アサーティブコミュニケーションを実現できると、人間関係を壊したり、感情的なやり取りに陥ったりすることなく、きちんと自分の主張を伝えられます。アサーティブコミュニケーションを実践する上で役に立つのがDSEC法というやり方です。
DESC法とは以下4つのステップで会話を進める手法です。
- ステップ①Describe(描写する)
- ステップ②Express(説明する)
- ステップ③Suggest(提案する)
- ステップ④Choose(選択する)
例えば、「値引きには応じられないが、他の選択肢を受け入れてもらいたい」という場合だと下記のようになります。

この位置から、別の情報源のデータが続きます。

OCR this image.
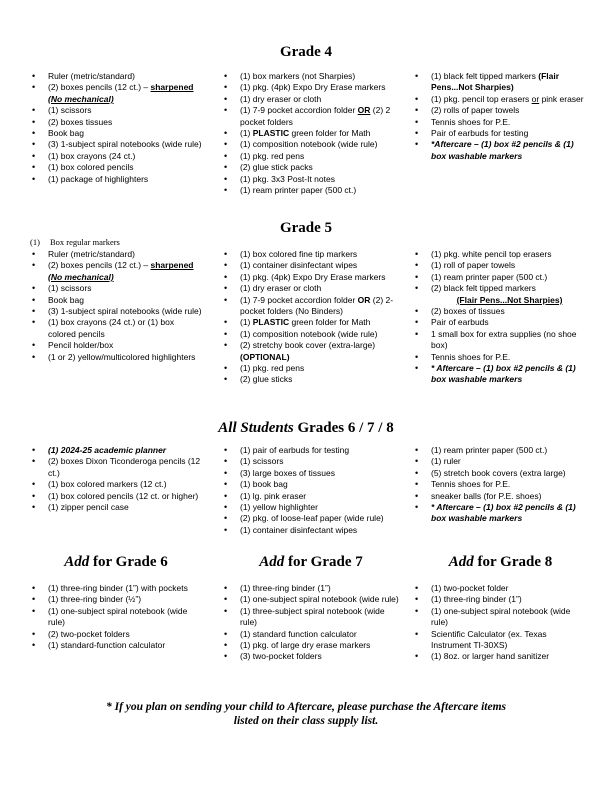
Grade 4
• Ruler (metric/standard)
• (2) boxes pencils (12 ct.) – sharpened (No mechanical)
• (1) scissors
• (2) boxes tissues
• Book bag
• (3) 1-subject spiral notebooks (wide rule)
• (1) box crayons (24 ct.)
• (1) box colored pencils
• (1) package of highlighters
• (1) box markers (not Sharpies)
• (1) pkg. (4pk) Expo Dry Erase markers
• (1) dry eraser or cloth
• (1) 7-9 pocket accordion folder OR (2) 2 pocket folders
• (1) PLASTIC green folder for Math
• (1) composition notebook (wide rule)
• (1) pkg. red pens
• (2) glue stick packs
• (1) pkg. 3x3 Post-It notes
• (1) ream printer paper (500 ct.)
• (1) black felt tipped markers (Flair Pens...Not Sharpies)
• (1) pkg. pencil top erasers or pink eraser
• (2) rolls of paper towels
• Tennis shoes for P.E.
• Pair of earbuds for testing
• *Aftercare – (1) box #2 pencils & (1) box washable markers
Grade 5
(1) Box regular markers
• Ruler (metric/standard)
• (2) boxes pencils (12 ct.) – sharpened (No mechanical)
• (1) scissors
• Book bag
• (3) 1-subject spiral notebooks (wide rule)
• (1) box crayons (24 ct.) or (1) box colored pencils
• Pencil holder/box
• (1 or 2) yellow/multicolored highlighters
• (1) box colored fine tip markers
• (1) container disinfectant wipes
• (1) pkg. (4pk) Expo Dry Erase markers
• (1) dry eraser or cloth
• (1) 7-9 pocket accordion folder OR (2) 2-pocket folders (No Binders)
• (1) PLASTIC green folder for Math
• (1) composition notebook (wide rule)
• (2) stretchy book cover (extra-large) (OPTIONAL)
• (1) pkg. red pens
• (2) glue sticks
• (1) pkg. white pencil top erasers
• (1) roll of paper towels
• (1) ream printer paper (500 ct.)
• (2) black felt tipped markers
(Flair Pens...Not Sharpies)
• (2) boxes of tissues
• Pair of earbuds
• 1 small box for extra supplies (no shoe box)
• Tennis shoes for P.E.
• * Aftercare – (1) box #2 pencils & (1) box washable markers
All Students Grades 6 / 7 / 8
• (1) 2024-25 academic planner
• (2) boxes Dixon Ticonderoga pencils (12 ct.)
• (1) box colored markers (12 ct.)
• (1) box colored pencils (12 ct. or higher)
• (1) zipper pencil case
• (1) pair of earbuds for testing
• (1) scissors
• (3) large boxes of tissues
• (1) book bag
• (1) lg. pink eraser
• (1) yellow highlighter
• (2) pkg. of loose-leaf paper (wide rule)
• (1) container disinfectant wipes
• (1) ream printer paper (500 ct.)
• (1) ruler
• (5) stretch book covers (extra large)
• Tennis shoes for P.E.
• sneaker balls (for P.E. shoes)
• * Aftercare – (1) box #2 pencils & (1) box washable markers
Add for Grade 6	Add for Grade 7	Add for Grade 8
• (1) three-ring binder (1”) with pockets
• (1) three-ring binder (½”)
• (1) one-subject spiral notebook (wide rule)
• (2) two-pocket folders
• (1) standard-function calculator
• (1) three-ring binder (1”)
• (1) one-subject spiral notebook (wide rule)
• (1) three-subject spiral notebook (wide rule)
• (1) standard function calculator
• (1) pkg. of large dry erase markers
• (3) two-pocket folders
• (1) two-pocket folder
• (1) three-ring binder (1”)
• (1) one-subject spiral notebook (wide rule)
• Scientific Calculator (ex. Texas Instrument TI-30XS)
• (1) 8oz. or larger hand sanitizer
* If you plan on sending your child to Aftercare, please purchase the Aftercare items
listed on their class supply list.
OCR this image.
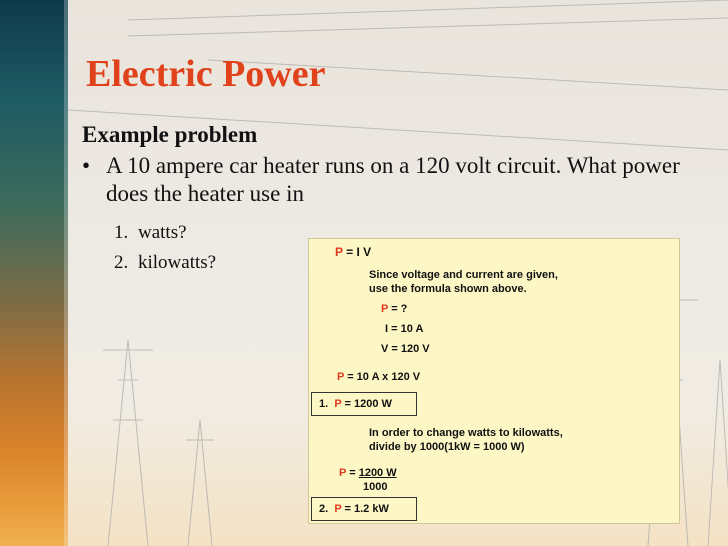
Electric Power
Example problem
• A 10 ampere car heater runs on a 120 volt circuit. What power does the heater use in
1. watts?
2. kilowatts?	P = I V
Since voltage and current are given,
use the formula shown above.
P = ?
I = 10 A
V = 120 V
P = 10 A x 120 V
1. P = 1200 W
In order to change watts to kilowatts,
divide by 1000(1kW = 1000 W)
P = 1200 W
1000
2. P = 1.2 kW
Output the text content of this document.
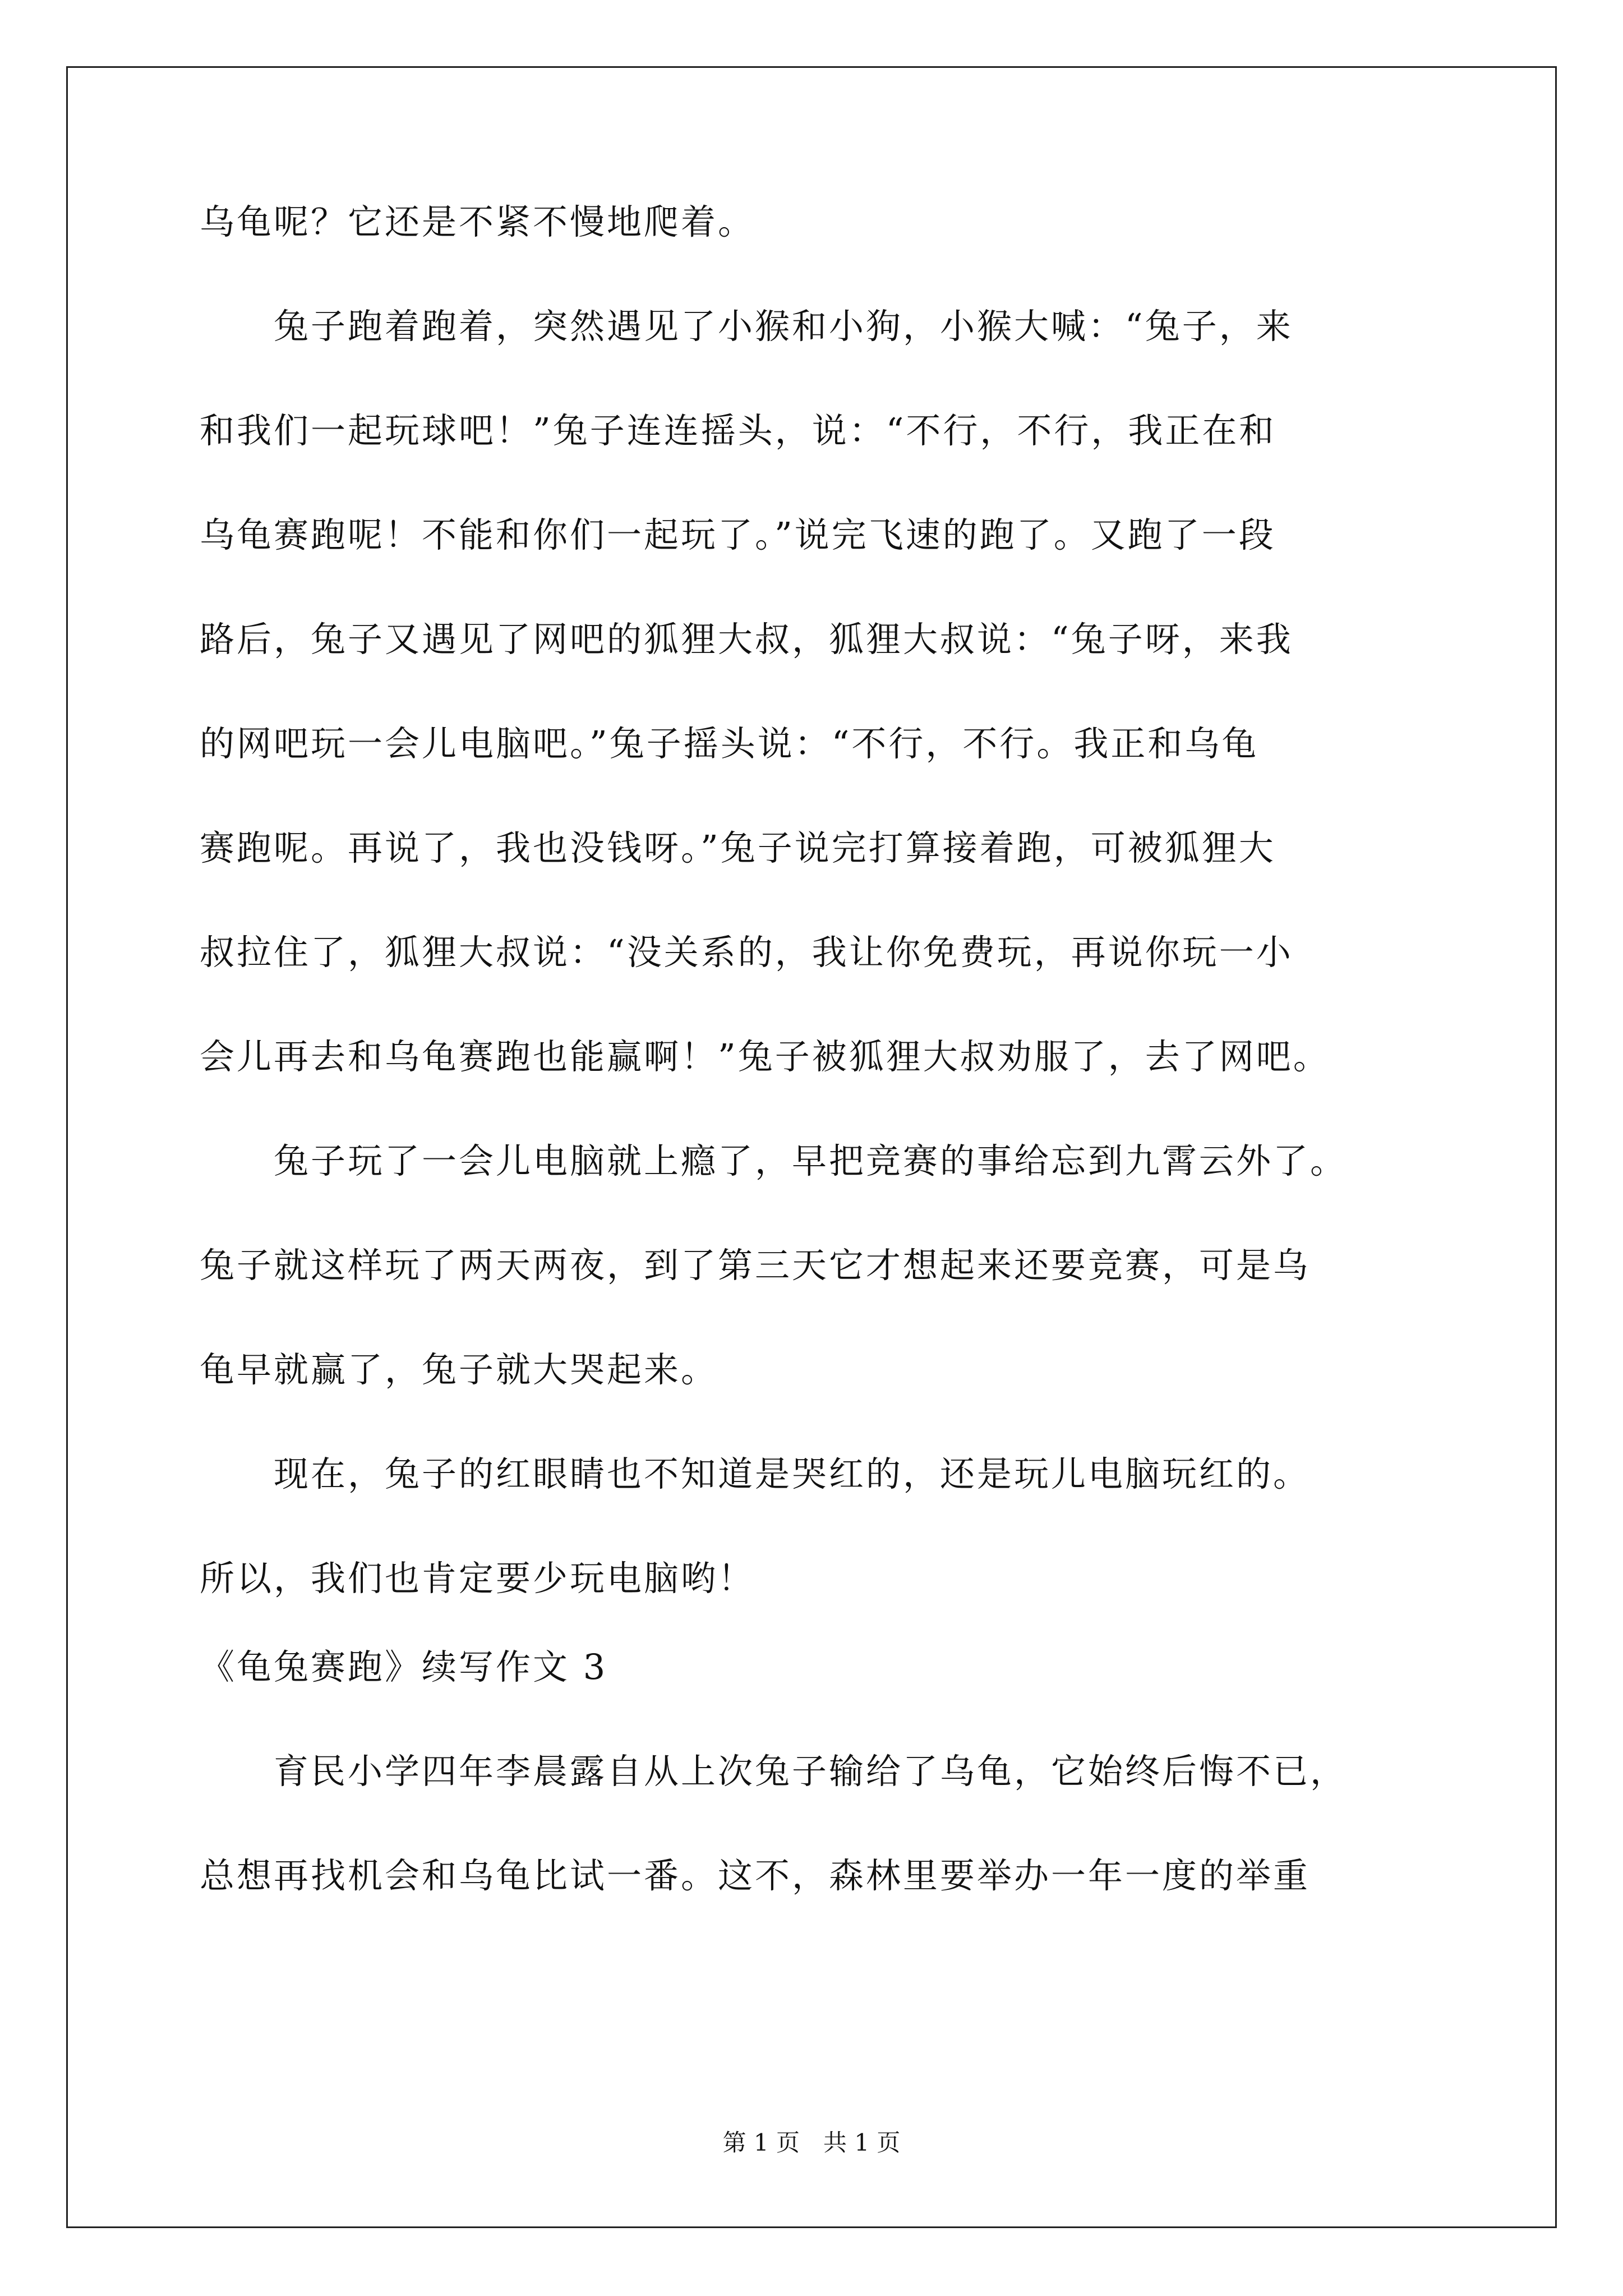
乌龟呢？它还是不紧不慢地爬着。
　　兔子跑着跑着，突然遇见了小猴和小狗，小猴大喊：“兔子，来
和我们一起玩球吧！”兔子连连摇头，说：“不行，不行，我正在和
乌龟赛跑呢！不能和你们一起玩了。”说完飞速的跑了。又跑了一段
路后，兔子又遇见了网吧的狐狸大叔，狐狸大叔说：“兔子呀，来我
的网吧玩一会儿电脑吧。”兔子摇头说：“不行，不行。我正和乌龟
赛跑呢。再说了，我也没钱呀。”兔子说完打算接着跑，可被狐狸大
叔拉住了，狐狸大叔说：“没关系的，我让你免费玩，再说你玩一小
会儿再去和乌龟赛跑也能赢啊！”兔子被狐狸大叔劝服了，去了网吧。
　　兔子玩了一会儿电脑就上瘾了，早把竞赛的事给忘到九霄云外了。
兔子就这样玩了两天两夜，到了第三天它才想起来还要竞赛，可是乌
龟早就赢了，兔子就大哭起来。
　　现在，兔子的红眼睛也不知道是哭红的，还是玩儿电脑玩红的。
所以，我们也肯定要少玩电脑哟！
《龟兔赛跑》续写作文 3
　　育民小学四年李晨露自从上次兔子输给了乌龟，它始终后悔不已，
总想再找机会和乌龟比试一番。这不，森林里要举办一年一度的举重
第 1 页　共 1 页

- Describe(描写する)「ご提案いただいている価格での販売には応じられません」
- Express(説明する)「しかし、私どもとしては御社と末永いお付き合いを望んでおります」
- Suggest(提案する)「そこで、本来有料のオプションを無料でつけさせていただきます」
- Choose(選択する)「価格は変わらないものの、費用対効果が10%上がりますがいかがでしょうか」
「値引きには応じられないといっているでしょう」と攻撃的な主張をしたり、「わかりました、値引きできるよう上とかけ合ってみます、すみません」と非主張的になったりするのではなく、アサーティブコミュニケーションを用いて相手を尊重したうえで、きちんと自分の意見を伝えることで交渉がスムーズにいきやすくなります。